Longue vie ne diminue pas les peines, dit-on; pourtant, comme on peut le voir, ma vieillesse est plus heureuse que ma jeunesse. Les gens de l'Herm sont quasi fiers de moi; et, lorsqu'il vient des messieurs visiter les ruines du château, s'ils demandent chose ou autre à ce propos, on leur répond:

--Le vieux Jacquou vous dirait tout ça; il sait mieux que personne les choses anciennes de l'Herm et de la Forêt Barade, car il est le plus vieux du pays, et c'est lui qui a fait brûler le château.

Et lors, quelquefois, on me vient quérir, et, assis sur une grosse pierre, dans la cour pleine de décombres et envahie par les herbes sauvages, je leur conte mon histoire.
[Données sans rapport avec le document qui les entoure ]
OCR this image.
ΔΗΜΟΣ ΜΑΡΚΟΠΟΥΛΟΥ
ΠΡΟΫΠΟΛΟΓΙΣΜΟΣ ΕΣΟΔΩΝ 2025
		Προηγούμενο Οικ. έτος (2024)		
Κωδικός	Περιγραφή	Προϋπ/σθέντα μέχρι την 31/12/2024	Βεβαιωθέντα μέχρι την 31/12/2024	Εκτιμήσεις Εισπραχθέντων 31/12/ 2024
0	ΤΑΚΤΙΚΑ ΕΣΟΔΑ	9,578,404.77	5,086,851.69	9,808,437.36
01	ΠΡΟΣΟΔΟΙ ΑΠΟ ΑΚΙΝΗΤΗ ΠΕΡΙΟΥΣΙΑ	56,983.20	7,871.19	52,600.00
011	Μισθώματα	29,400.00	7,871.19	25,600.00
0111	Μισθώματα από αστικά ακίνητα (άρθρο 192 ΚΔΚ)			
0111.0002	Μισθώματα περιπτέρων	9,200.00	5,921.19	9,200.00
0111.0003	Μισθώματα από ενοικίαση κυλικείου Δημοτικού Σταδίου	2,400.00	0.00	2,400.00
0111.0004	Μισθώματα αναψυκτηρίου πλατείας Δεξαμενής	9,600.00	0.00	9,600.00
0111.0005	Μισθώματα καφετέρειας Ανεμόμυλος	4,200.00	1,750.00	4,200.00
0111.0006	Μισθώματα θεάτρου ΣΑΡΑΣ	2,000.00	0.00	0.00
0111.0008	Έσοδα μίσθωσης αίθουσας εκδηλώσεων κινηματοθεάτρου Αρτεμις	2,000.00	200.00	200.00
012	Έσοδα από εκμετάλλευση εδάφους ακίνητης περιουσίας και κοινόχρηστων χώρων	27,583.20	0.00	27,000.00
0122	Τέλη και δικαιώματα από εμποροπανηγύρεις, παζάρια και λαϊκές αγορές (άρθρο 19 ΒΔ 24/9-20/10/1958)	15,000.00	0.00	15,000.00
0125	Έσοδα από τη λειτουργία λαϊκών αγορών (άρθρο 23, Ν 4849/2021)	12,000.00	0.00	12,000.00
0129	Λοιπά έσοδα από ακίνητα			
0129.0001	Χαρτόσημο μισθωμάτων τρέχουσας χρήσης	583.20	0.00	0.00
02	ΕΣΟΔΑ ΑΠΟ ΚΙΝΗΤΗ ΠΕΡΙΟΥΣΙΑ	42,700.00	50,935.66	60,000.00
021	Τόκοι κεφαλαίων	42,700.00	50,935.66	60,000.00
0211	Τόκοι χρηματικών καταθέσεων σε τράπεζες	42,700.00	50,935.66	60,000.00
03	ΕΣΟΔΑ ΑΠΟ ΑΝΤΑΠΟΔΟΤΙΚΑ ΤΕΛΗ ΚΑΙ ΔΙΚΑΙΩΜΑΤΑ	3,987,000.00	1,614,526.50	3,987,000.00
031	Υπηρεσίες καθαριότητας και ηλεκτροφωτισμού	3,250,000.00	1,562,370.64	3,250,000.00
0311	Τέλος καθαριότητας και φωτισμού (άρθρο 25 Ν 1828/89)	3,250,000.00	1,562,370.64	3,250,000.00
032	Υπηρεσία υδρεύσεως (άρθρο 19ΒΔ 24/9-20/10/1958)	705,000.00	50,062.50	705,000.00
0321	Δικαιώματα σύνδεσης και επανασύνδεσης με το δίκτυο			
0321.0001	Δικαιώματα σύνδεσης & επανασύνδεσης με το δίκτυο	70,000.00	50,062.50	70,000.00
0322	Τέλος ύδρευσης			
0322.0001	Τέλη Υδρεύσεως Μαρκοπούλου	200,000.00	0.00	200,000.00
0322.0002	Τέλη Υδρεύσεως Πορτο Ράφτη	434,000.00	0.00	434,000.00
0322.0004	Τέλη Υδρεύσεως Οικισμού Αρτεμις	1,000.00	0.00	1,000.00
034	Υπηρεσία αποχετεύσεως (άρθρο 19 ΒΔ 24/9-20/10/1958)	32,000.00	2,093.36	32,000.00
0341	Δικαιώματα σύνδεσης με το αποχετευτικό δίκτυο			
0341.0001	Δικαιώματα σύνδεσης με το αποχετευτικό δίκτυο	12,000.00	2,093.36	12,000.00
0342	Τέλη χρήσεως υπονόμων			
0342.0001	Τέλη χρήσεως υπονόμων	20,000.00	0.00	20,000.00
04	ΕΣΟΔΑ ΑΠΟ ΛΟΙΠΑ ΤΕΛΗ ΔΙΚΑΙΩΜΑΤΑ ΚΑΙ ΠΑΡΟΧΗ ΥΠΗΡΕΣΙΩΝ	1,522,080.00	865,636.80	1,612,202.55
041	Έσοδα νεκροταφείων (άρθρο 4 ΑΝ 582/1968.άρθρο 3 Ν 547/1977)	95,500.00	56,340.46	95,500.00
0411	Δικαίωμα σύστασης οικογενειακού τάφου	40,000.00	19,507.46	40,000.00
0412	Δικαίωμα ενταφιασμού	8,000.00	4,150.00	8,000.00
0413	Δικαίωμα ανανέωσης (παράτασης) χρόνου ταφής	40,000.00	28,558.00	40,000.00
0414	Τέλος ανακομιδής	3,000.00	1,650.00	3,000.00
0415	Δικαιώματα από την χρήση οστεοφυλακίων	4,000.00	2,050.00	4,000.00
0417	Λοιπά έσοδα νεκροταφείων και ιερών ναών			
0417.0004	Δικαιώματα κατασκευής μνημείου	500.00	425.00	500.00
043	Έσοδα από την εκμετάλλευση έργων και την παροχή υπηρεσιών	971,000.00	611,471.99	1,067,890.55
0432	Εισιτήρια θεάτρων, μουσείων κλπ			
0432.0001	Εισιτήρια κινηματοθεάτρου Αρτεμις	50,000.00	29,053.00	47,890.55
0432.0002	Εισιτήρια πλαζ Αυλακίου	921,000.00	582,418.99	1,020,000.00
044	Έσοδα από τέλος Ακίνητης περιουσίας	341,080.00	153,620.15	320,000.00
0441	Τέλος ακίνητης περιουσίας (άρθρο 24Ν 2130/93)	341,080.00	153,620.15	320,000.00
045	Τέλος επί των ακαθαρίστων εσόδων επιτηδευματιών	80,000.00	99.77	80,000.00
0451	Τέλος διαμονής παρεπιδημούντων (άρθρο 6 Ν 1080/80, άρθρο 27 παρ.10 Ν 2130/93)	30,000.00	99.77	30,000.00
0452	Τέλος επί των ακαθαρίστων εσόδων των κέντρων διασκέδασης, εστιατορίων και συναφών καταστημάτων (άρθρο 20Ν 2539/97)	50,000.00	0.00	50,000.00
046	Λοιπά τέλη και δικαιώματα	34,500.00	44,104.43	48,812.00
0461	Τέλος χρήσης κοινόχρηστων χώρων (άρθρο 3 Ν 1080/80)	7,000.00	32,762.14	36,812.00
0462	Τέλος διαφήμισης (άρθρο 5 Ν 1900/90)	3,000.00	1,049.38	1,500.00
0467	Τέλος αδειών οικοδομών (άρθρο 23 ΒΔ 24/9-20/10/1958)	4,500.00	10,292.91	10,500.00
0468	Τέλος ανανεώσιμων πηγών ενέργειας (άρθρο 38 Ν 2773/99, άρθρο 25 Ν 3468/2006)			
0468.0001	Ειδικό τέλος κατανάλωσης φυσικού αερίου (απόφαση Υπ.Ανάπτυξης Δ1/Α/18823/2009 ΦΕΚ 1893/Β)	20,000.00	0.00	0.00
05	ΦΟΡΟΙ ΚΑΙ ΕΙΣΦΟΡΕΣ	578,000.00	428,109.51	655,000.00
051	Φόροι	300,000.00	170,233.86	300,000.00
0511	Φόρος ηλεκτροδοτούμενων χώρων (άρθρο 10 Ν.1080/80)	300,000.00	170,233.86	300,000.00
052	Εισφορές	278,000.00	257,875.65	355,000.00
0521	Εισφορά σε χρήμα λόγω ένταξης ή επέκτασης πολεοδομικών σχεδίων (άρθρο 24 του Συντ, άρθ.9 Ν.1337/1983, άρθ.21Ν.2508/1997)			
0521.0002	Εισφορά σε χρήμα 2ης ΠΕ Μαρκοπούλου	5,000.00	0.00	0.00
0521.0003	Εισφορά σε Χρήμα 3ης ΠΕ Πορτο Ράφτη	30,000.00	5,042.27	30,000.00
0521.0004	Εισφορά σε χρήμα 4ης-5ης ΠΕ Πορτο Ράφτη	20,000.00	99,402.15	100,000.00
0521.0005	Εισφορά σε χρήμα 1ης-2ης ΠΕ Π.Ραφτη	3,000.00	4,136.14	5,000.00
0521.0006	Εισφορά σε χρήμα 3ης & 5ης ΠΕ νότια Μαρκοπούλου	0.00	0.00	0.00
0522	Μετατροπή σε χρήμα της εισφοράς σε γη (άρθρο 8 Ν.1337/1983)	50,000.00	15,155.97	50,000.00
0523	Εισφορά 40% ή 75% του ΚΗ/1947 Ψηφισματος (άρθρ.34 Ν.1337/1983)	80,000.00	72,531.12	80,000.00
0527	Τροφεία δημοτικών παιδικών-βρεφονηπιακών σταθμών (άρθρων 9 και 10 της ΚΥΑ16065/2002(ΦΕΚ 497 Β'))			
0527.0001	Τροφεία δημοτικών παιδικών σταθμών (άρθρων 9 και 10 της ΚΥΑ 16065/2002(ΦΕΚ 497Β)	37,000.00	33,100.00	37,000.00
Un de ces visiteurs, qui est venu deux ou trois fois à l'exprès, m'a dit qu'il la mettrait par écrit, telle que je la lui ai contée. Je ne sais s'il le fera, mais il ne m'en chaut: comme je le lui ai dit, je ne suis plus à l'âge où l'on aime à entendre parler de soi.

Ainsi ma vie achève de s'écouler doucement, en paix avec moi-même, aimé des miens, estimé de mes voisins, bien voulu de tout le monde. Et, dans une pleine quiétude d'esprit, demeuré le dernier de tous ceux de mon temps, rassasié de jours,--comme la lanterne des trépassés du cimetière d'Atur, je reste seul dans la nuit, et j'attends la mort.